Desire, exploration and creation form part of a cycle that pushes mankind forward and contributes to human civilization and world prosperity. However, it also drives humanity to a dead end.

Seeking solutions

Chinese sci-fi writers have offered their solutions to addressing these problems. Liu put forward the theory of “universe morals,” claiming that other planets are not predecessors and guides of humankind, but competitors and destroyers. In order to resolve inter-planetary conflict and bring peace and tranquility to the universe, it is a must to formulate rules, or “universe morals,” that all planets shall respect.

Wang suggested ceasing endless exploration and bringing all back to nature. In his novel The Song of Life (2011), robot Yuanyuan and its creator professor Kong Zhaoren share a father-and-son-like relationship. However, when Kong senses Yuanyuan’s evil intentions and realizes the danger of his own scientific exploration, he ends his research and disables Yuanyuan’s program despite tremendous mental anguish.
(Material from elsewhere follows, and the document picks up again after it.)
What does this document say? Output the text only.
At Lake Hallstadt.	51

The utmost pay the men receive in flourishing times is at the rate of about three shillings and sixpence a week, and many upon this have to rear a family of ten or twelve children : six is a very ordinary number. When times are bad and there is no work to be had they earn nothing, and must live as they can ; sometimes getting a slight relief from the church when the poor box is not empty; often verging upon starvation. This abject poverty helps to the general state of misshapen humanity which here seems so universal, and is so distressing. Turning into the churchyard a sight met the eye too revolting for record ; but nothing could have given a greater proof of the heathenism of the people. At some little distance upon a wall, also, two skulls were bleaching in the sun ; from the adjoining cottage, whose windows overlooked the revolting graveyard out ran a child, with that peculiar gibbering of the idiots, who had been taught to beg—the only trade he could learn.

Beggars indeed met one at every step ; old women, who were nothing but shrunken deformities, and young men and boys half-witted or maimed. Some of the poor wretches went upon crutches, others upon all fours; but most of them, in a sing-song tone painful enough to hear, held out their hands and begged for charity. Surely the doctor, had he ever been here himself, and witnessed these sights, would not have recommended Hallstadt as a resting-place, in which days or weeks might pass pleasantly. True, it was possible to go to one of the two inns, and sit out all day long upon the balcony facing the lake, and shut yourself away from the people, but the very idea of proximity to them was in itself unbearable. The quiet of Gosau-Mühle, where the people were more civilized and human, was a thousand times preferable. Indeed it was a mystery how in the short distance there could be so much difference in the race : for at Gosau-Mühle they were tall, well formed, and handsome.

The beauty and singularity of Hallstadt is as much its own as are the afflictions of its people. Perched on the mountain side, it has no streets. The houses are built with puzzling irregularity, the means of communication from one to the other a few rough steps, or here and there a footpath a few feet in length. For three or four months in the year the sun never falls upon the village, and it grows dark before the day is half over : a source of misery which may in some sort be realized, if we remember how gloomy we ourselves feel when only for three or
Han is not convinced of “universe morals,” nor does he believe that humans can break away from impulse-induced scientific explorations. In his opinion, humanity will corner itself amid the cycling of unceasing explorations, innovations and ordeals.

In High-speed Rail, protagonist Zhou Yuan is given the task of observing society in the high-speed rail amid a search for his wife. Zhou then passes the task on to his son, Zhou Tiesheng. Metaphorically, human scientific explorations go on like this in an endless stream, but they are plagued by evil spirits and nightmares all along.

Reasons for science anxiety

In contemporary Chinese sci-fi, anxiety about the threat of science harming humanity can be ascribed to three factors. Firstly, this is a wider global trend in the genre. Since the “anti-Utopia” movement in the 1930s, science fiction in the world has gone through three eras: space opera in the 1940s; the New Wave movement in the 1960s and 1970s; and cyberpunk in the 1980s.

All of the three eras depicted scientific development as harmful to humanity. Due to this value orientation, almost all sci-fi works count science and technology as human perils; modern Chinese sci-fi is an extension of this form of writing.

Secondly, there is strong anxiety about the reality of China. Rapid development of the Chinese economy is endowing people’s living environment with increasing scientific and technological elements, but a number of pressing problems loom large, such as severe pollution and frequent natural disasters. Science anxiety, at its core, refers to worries about real life and, in this case, the status quo of China.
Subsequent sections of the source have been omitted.